Student enrollments in Israel have more than doubled in the past decade, from 76,000 in 1990 to 200,000 this year, including 32,000 part-time students at the Open University.
However, Arabs make up only seven percent of the total number of all students currently enrolled at Israeli institutions of higher education. In 1991, they accounted for six percent of first-year students; but in 1996 this number rose to eight percent.
The total number of female Arab students in Israel increased from 36 percent to 44 percent between 1991 and 1996.
— The Times Higher Education Supplement
March 31, 2000
West Bank
Students and teachers at Bir Zeit University are currently on strike to protest the arrests of several students by Palestinian security forces after French Prime Minister Lionel Jospin was stoned during a campus visit. The students were angered by remarks Jospin made in Israel denouncing Hezbollah, the guerrilla organization fighting the Israeli occupation in southern Lebanon, as terrorists.

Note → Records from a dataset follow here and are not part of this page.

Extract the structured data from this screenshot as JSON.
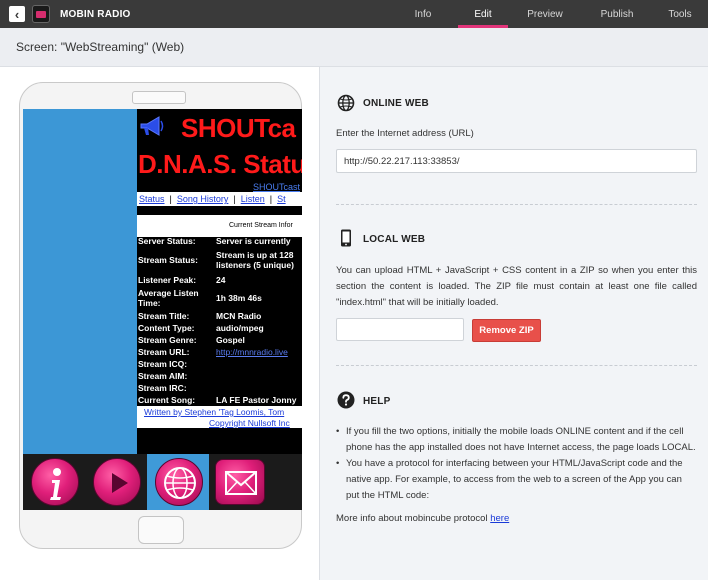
{
  "app": {
    "name": "MOBIN RADIO"
  },
  "tabs": [
    {
      "label": "Info",
      "active": false
    },
    {
      "label": "Edit",
      "active": true
    },
    {
      "label": "Preview",
      "active": false
    },
    {
      "label": "Publish",
      "active": false
    },
    {
      "label": "Tools",
      "active": false
    }
  ],
  "screen_label": "Screen: \"WebStreaming\" (Web)",
  "webview": {
    "title1": "SHOUTca",
    "title2": "D.N.A.S. Statu",
    "shoutcast_link": "SHOUTcast",
    "nav": [
      "Status",
      "Song History",
      "Listen",
      "St"
    ],
    "stream_info_title": "Current Stream Infor",
    "stats": [
      {
        "label": "Server Status:",
        "value": "Server is currently"
      },
      {
        "label": "Stream Status:",
        "value": "Stream is up at 128",
        "value2": "listeners (5 unique)"
      },
      {
        "label": "Listener Peak:",
        "value": "24"
      },
      {
        "label": "Average Listen",
        "label2": "Time:",
        "value": "1h 38m 46s"
      },
      {
        "label": "Stream Title:",
        "value": "MCN Radio"
      },
      {
        "label": "Content Type:",
        "value": "audio/mpeg"
      },
      {
        "label": "Stream Genre:",
        "value": "Gospel"
      },
      {
        "label": "Stream URL:",
        "value": "http://mnnradio.live"
      },
      {
        "label": "Stream ICQ:",
        "value": ""
      },
      {
        "label": "Stream AIM:",
        "value": ""
      },
      {
        "label": "Stream IRC:",
        "value": ""
      },
      {
        "label": "Current Song:",
        "value": "LA FE Pastor Jonny"
      }
    ],
    "credit1": "Written by Stephen 'Tag Loomis, Tom",
    "credit2": "Copyright Nullsoft Inc"
  },
  "bottom_icons": [
    "info-icon",
    "play-icon",
    "globe-icon",
    "mail-icon"
  ],
  "online_web": {
    "title": "ONLINE WEB",
    "label": "Enter the Internet address (URL)",
    "url": "http://50.22.217.113:33853/"
  },
  "local_web": {
    "title": "LOCAL WEB",
    "description": "You can upload HTML + JavaScript + CSS content in a ZIP so when you enter this section the content is loaded. The ZIP file must contain at least one file called \"index.html\" that will be initially loaded.",
    "remove_label": "Remove ZIP"
  },
  "help": {
    "title": "HELP",
    "bullets": [
      "If you fill the two options, initially the mobile loads ONLINE content and if the cell phone has the app installed does not have Internet access, the page loads LOCAL.",
      "You have a protocol for interfacing between your HTML/JavaScript code and the native app. For example, to access from the web to a screen of the App you can put the HTML code:"
    ],
    "more_text": "More info about mobincube protocol ",
    "more_link": "here"
  },
  "colors": {
    "accent": "#e2347a",
    "danger": "#e8504a",
    "topbar": "#3a3a3a",
    "selected_icon": "#3f9ad8",
    "shoutcast_red": "#ff1a1a"
  }
}
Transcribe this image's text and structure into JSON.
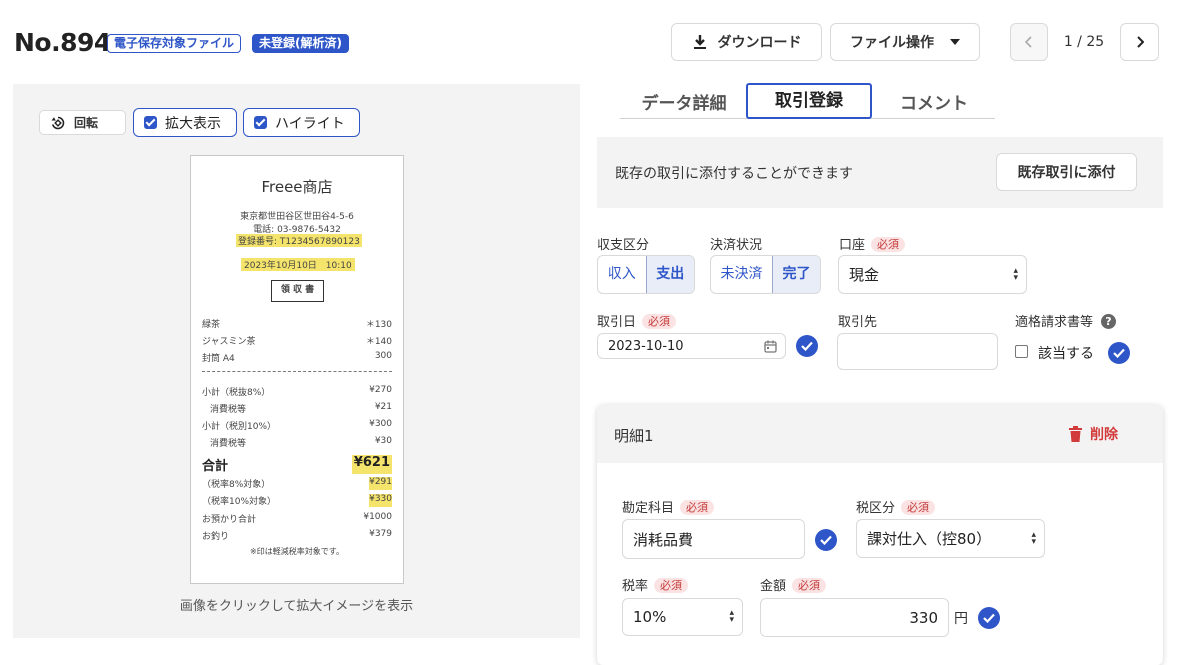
{
  "header": {
    "doc_no": "No.894",
    "badge_storage": "電子保存対象ファイル",
    "badge_status": "未登録(解析済)",
    "download_label": "ダウンロード",
    "file_ops_label": "ファイル操作",
    "pager_text": "1 / 25"
  },
  "viewer": {
    "rotate_label": "回転",
    "zoom_label": "拡大表示",
    "highlight_label": "ハイライト",
    "hint": "画像をクリックして拡大イメージを表示"
  },
  "receipt": {
    "shop": "Freee商店",
    "address": "東京都世田谷区世田谷4-5-6",
    "phone": "電話: 03-9876-5432",
    "reg_no": "登録番号: T1234567890123",
    "datetime": "2023年10月10日　10:10",
    "title": "領 収 書",
    "items": [
      {
        "name": "緑茶",
        "price": "＊130"
      },
      {
        "name": "ジャスミン茶",
        "price": "＊140"
      },
      {
        "name": "封筒 A4",
        "price": "300"
      }
    ],
    "subtotals": [
      {
        "name": "小計（税抜8%）",
        "price": "¥270",
        "indent": false
      },
      {
        "name": "消費税等",
        "price": "¥21",
        "indent": true
      },
      {
        "name": "小計（税別10%）",
        "price": "¥300",
        "indent": false
      },
      {
        "name": "消費税等",
        "price": "¥30",
        "indent": true
      }
    ],
    "total_label": "合計",
    "total_value": "¥621",
    "breakdown": [
      {
        "name": "（税率8%対象）",
        "price": "¥291"
      },
      {
        "name": "（税率10%対象）",
        "price": "¥330"
      },
      {
        "name": "お預かり合計",
        "price": "¥1000"
      },
      {
        "name": "お釣り",
        "price": "¥379"
      }
    ],
    "note": "※印は軽減税率対象です。"
  },
  "tabs": [
    {
      "label": "データ詳細",
      "active": false
    },
    {
      "label": "取引登録",
      "active": true
    },
    {
      "label": "コメント",
      "active": false
    }
  ],
  "attach": {
    "text": "既存の取引に添付することができます",
    "button": "既存取引に添付"
  },
  "form": {
    "kind_label": "収支区分",
    "kind_options": [
      "収入",
      "支出"
    ],
    "kind_selected": "支出",
    "settle_label": "決済状況",
    "settle_options": [
      "未決済",
      "完了"
    ],
    "settle_selected": "完了",
    "account_label": "口座",
    "account_value": "現金",
    "required": "必須",
    "date_label": "取引日",
    "date_value": "2023-10-10",
    "partner_label": "取引先",
    "partner_value": "",
    "invoice_label": "適格請求書等",
    "invoice_checkbox_label": "該当する"
  },
  "detail": {
    "title": "明細1",
    "delete_label": "削除",
    "subject_label": "勘定科目",
    "subject_value": "消耗品費",
    "tax_cat_label": "税区分",
    "tax_cat_value": "課対仕入（控80）",
    "tax_rate_label": "税率",
    "tax_rate_value": "10%",
    "amount_label": "金額",
    "amount_value": "330",
    "amount_unit": "円"
  },
  "colors": {
    "accent": "#2e56c8",
    "danger": "#d23b3b",
    "panel_bg": "#f4f3f3",
    "highlight": "#f5e46b"
  }
}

According to an official at Bir Zeit’s office of student affairs, of the 60 students who were rounded up by security forces, 28 remain in detention. He said students and teachers will not resume classes until all those in custody are released. The administration believes the university should be allowed to handle the stoning incident without the intervention of the Palestinian Authority’s security forces.
But a representative of the Palestinian Preventive Security Service in the West Bank said the security forces had a right to act because “the university belongs to the Ministry of Higher Education.”